4.1. Questionnement de la didactique de la statistique par les chercheurs

4.1.1. Apprécier la statistique en tant que discipline scolaire

C’est à cette question que Dominique Lahanier-Reuter (LAHANIER-REUTER, 2006), par une communication intitulée La statistique : une discipline scolaire ?, s’est attelée en posant deux questions essentielles : quelle peut être « l’autonomie de la statistique vis-à-vis des maths » et quelle en est « l’acceptation par les jeunes comme discipline scolaire ? » Elle rappelle que :

‘« les modifications de la structure des enseignements bouleversent les relations entre les différents contenus d’enseignement, leur importance tout aussi relative et en conséquence les représentations des élèves et des enseignants. La perception de l’autonomie d’un champ de questions, de problèmes, de pratiques (qu’elles soient d’évaluation ou d’autre nature) est à relier avec le niveau de conscience disciplinaire dont témoignent les élèves et participe, selon les thèses de M. Brossard, à la clarté cognitive qu’il tient pour facteur décisif de la réussite de ces mêmes élèves. » ’

En s’appuyant sur les principes avancés par Chervel pour décrire une structure d’enseignement, elle pose trois axes de réflexion :

‘« Tout d’abord le statut que l’école confère à un ensemble d’objets d’étude pèse sur les formes de l’enseignement et peut-être sur celles de l’apprentissage. Ensuite, le statut conféré par le système éducatif peut se trouver plus ou moins congruent à celui que les acteurs de ce système lui accordent. […] Enfin, la dernière des raisons que nous avançons est celle de la définition des didactiques par leur relation à telle ou telle discipline (voir, par exemple, Ropé 1989 et 1990 ou Martinand 1987). Si nous souhaitons parler de la didactique de la statistique, force nous est d’interroger cette relation au travers de la notion de discipline scolaire dont les découpages et les formes varient, de celle de discipline savante (de référence) et enfin des relations entre ces deux ordres disciplinaires (Reuter et Lahanier-Reuter, 2006). » ’

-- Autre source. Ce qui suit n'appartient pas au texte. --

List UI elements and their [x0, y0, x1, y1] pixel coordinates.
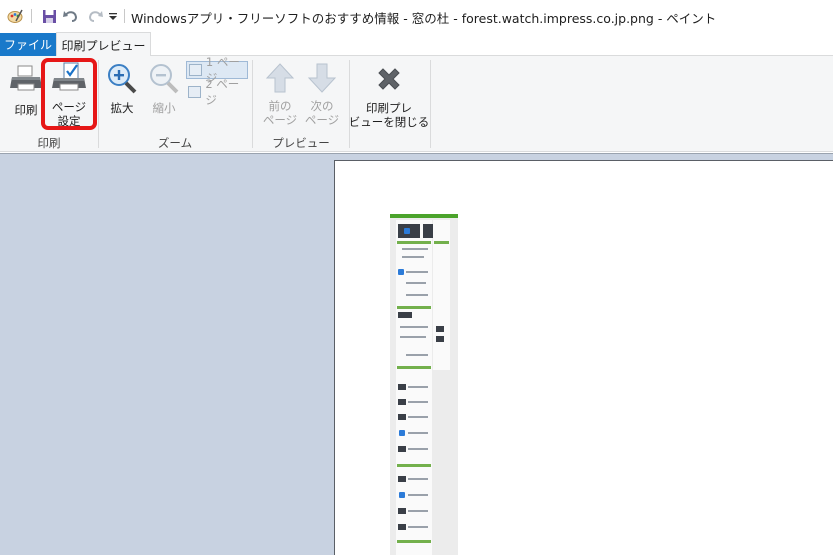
zoom-out-button[interactable]: 縮小: [145, 62, 183, 115]
zoom-in-icon: [105, 62, 139, 99]
thumbnail-block: [436, 336, 444, 342]
previous-page-label: 前の ページ: [262, 99, 298, 127]
thumbnail-block: [398, 384, 406, 390]
thumbnail-line: [397, 366, 431, 369]
thumbnail-block: [436, 326, 444, 332]
thumbnail-block: [423, 224, 433, 238]
paint-app-icon[interactable]: [6, 7, 24, 25]
thumbnail-line: [400, 326, 428, 328]
workspace-border: [0, 153, 833, 154]
zoom-out-icon: [147, 62, 181, 99]
thumbnail-line: [406, 271, 428, 273]
title-bar: Windowsアプリ・フリーソフトのおすすめ情報 - 窓の杜 - forest.…: [0, 0, 833, 32]
thumbnail-line: [408, 526, 428, 528]
preview-group-label: プレビュー: [272, 136, 330, 150]
thumbnail-line: [406, 282, 426, 284]
thumbnail-line: [406, 294, 428, 296]
divider: [31, 9, 32, 23]
thumbnail-line: [408, 478, 428, 480]
printer-icon: [9, 64, 43, 99]
next-page-label: 次の ページ: [304, 99, 340, 127]
thumbnail-line: [397, 306, 431, 309]
redo-icon[interactable]: [86, 7, 104, 25]
two-pages-label: 2 ページ: [205, 77, 240, 107]
thumbnail-line: [397, 464, 431, 467]
zoom-in-label: 拡大: [110, 101, 134, 115]
thumbnail-line: [397, 540, 431, 543]
print-button[interactable]: 印刷: [6, 64, 46, 117]
one-page-icon: [189, 64, 202, 76]
close-print-preview-button[interactable]: 印刷プレ ビューを閉じる: [349, 64, 429, 129]
thumbnail-header-bar: [390, 214, 458, 218]
thumbnail-block: [398, 414, 406, 420]
save-icon[interactable]: [40, 7, 58, 25]
annotation-highlight-box: [41, 58, 97, 130]
close-print-preview-label: 印刷プレ ビューを閉じる: [348, 101, 430, 129]
next-page-button[interactable]: 次の ページ: [301, 62, 343, 127]
print-button-label: 印刷: [14, 103, 38, 117]
thumbnail-block: [404, 228, 410, 234]
two-pages-button[interactable]: 2 ページ: [186, 77, 248, 107]
thumbnail-line: [397, 241, 431, 244]
thumbnail-block: [398, 508, 406, 514]
thumbnail-block: [398, 269, 404, 275]
thumbnail-line: [402, 256, 424, 258]
thumbnail-line: [408, 494, 428, 496]
thumbnail-line: [408, 432, 428, 434]
group-separator: [430, 60, 431, 148]
thumbnail-line: [408, 386, 428, 388]
window-title: Windowsアプリ・フリーソフトのおすすめ情報 - 窓の杜 - forest.…: [131, 11, 717, 26]
previous-page-button[interactable]: 前の ページ: [259, 62, 301, 127]
ribbon: 印刷 ページ 設定 印刷 拡大 縮小 1 ページ 2 ページ ズーム 前の ペー…: [0, 55, 833, 152]
thumbnail-line: [408, 401, 428, 403]
arrow-down-icon: [307, 62, 337, 97]
customize-dropdown-icon[interactable]: [106, 7, 120, 25]
zoom-out-label: 縮小: [152, 101, 176, 115]
thumbnail-block: [398, 446, 406, 452]
zoom-in-button[interactable]: 拡大: [103, 62, 141, 115]
thumbnail-block: [398, 312, 412, 318]
undo-icon[interactable]: [62, 7, 80, 25]
thumbnail-block: [399, 430, 405, 436]
tab-print-preview[interactable]: 印刷プレビュー: [56, 32, 151, 57]
divider: [124, 9, 125, 23]
tab-file[interactable]: ファイル: [0, 33, 56, 56]
zoom-group-label: ズーム: [157, 136, 193, 150]
thumbnail-block: [398, 476, 406, 482]
thumbnail-line: [402, 248, 428, 250]
two-pages-icon: [188, 86, 202, 98]
close-icon: [374, 64, 404, 97]
page-content-thumbnail: [390, 214, 458, 555]
thumbnail-line: [406, 354, 428, 356]
thumbnail-line: [400, 336, 426, 338]
thumbnail-block: [398, 399, 406, 405]
arrow-up-icon: [265, 62, 295, 97]
thumbnail-line: [408, 510, 428, 512]
print-group-label: 印刷: [37, 136, 61, 150]
thumbnail-line: [434, 241, 449, 244]
thumbnail-line: [408, 448, 428, 450]
thumbnail-line: [408, 416, 428, 418]
thumbnail-block: [399, 492, 405, 498]
thumbnail-block: [398, 524, 406, 530]
ribbon-tab-row: ファイル 印刷プレビュー: [0, 32, 833, 57]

Elle rappelle que cette enquête par questionnaire, adressée à des élèves de première et terminale des lycées, répondait à une attente institutionnelle de formation des élèves à une “éducation à la citoyenneté” pour laquelle la statistique semblait « beaucoup plus marqués par des perspectives de conscientisation citoyenne et de distanciation réfléchie de l’information que ne le sont les autres enseignements mathématiques ». Elle ajoute que cet enseignement permet des connexions avec les injonctions en cours : l’usage des nouvelles technologies, la capacité d’organiser le « recueil des données par les élèves eux-mêmes » et la réponse à une interrogation transdisciplinaire. Elle conclut : « Ainsi, dans toutes les prescriptions et recommandations que nous avons listées, la statistique, à l’école, apparaît comme une discipline scolaire. » Elle constate par contre un net décalage entre la demande institutionnelle et la réalité des classes qui montre que : « les élèves interrogés d’une part conçoivent la statistique bien davantage comme un « chapitre » du cours de mathématique, dont l’autonomie est attribuée uniquement à l’effet de découpage et de programmation du cours de l’enseignant et d’autre part comme un « chapitre » fréquemment oublié, rejeté en fin d’année, dont ils ne perçoivent pas l’importance. » C’est ce que nous avions constaté lors de l’analyse de la structure des manuels scolaires (section 1.3 de la partie 2). La statistique doit donc être appréhendée comme source disciplinaire autonome mais même dans cette logique, son apprentissage ne peut être envisagé sans un retour sur les représentations communes du hasard et de l’idée de variabilité.